The researchers, including Arjun Guha from Northeastern University, aimed to create a benchmark that reflects more common problem-solving tasks, avoiding esoteric knowledge like PhD-level math. They discovered that while models like OpenAI’s o1 excelled in solving puzzles, some models exhibited unexpected behaviors, such as “giving up” and offering incorrect answers.
The researchers noted that AI models often struggle with tasks that require insight and the ability to eliminate incorrect options. For instance, DeepSeek’s R1 model demonstrated peculiar behavior by stating, “I give up” followed by an incorrect answer, mimicking human frustration.
The study revealed that reasoning models generally outperformed other types by thoroughly fact-checking their solutions, though they required more time to reach answers. Despite these advantages, the study found that some models still struggled with tasks, offering incorrect solutions or getting stuck in endless thought loops.
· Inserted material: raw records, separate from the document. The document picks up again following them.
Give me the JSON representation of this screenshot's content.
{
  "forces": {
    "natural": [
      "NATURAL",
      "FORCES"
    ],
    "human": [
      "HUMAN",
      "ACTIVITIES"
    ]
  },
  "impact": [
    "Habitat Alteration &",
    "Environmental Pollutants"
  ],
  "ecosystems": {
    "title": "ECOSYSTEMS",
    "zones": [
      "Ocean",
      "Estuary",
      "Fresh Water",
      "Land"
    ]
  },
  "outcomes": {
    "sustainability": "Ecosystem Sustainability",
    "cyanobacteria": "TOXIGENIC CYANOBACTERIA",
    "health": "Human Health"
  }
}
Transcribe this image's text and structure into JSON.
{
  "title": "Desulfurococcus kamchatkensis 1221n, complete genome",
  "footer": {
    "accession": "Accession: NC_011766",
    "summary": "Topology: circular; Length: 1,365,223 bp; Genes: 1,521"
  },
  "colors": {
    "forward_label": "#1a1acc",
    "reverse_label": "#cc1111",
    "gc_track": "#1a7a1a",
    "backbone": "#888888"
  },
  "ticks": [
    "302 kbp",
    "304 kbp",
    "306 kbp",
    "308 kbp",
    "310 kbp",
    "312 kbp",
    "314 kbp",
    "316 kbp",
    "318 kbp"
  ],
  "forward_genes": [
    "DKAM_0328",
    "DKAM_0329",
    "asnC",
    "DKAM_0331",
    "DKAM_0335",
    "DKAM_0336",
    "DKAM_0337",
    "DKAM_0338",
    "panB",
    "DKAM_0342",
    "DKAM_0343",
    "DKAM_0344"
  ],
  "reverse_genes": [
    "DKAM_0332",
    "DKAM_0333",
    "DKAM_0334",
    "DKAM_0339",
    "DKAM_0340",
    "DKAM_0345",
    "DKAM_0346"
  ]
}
The team tested over 600 riddles from the Sunday Puzzle, and the best-performing model, o1, achieved a 59% score. Following this, the researchers plan to expand their tests to include additional reasoning models, aiming to enhance model performance.
They believe these benchmarks provide valuable insights into AI’s capabilities and limitations, particularly as such models become more integrated into everyday applications. Guha emphasized the importance of accessible benchmarks, highlighting the need for a broader understanding and improvements in AI’s problem-solving abilities.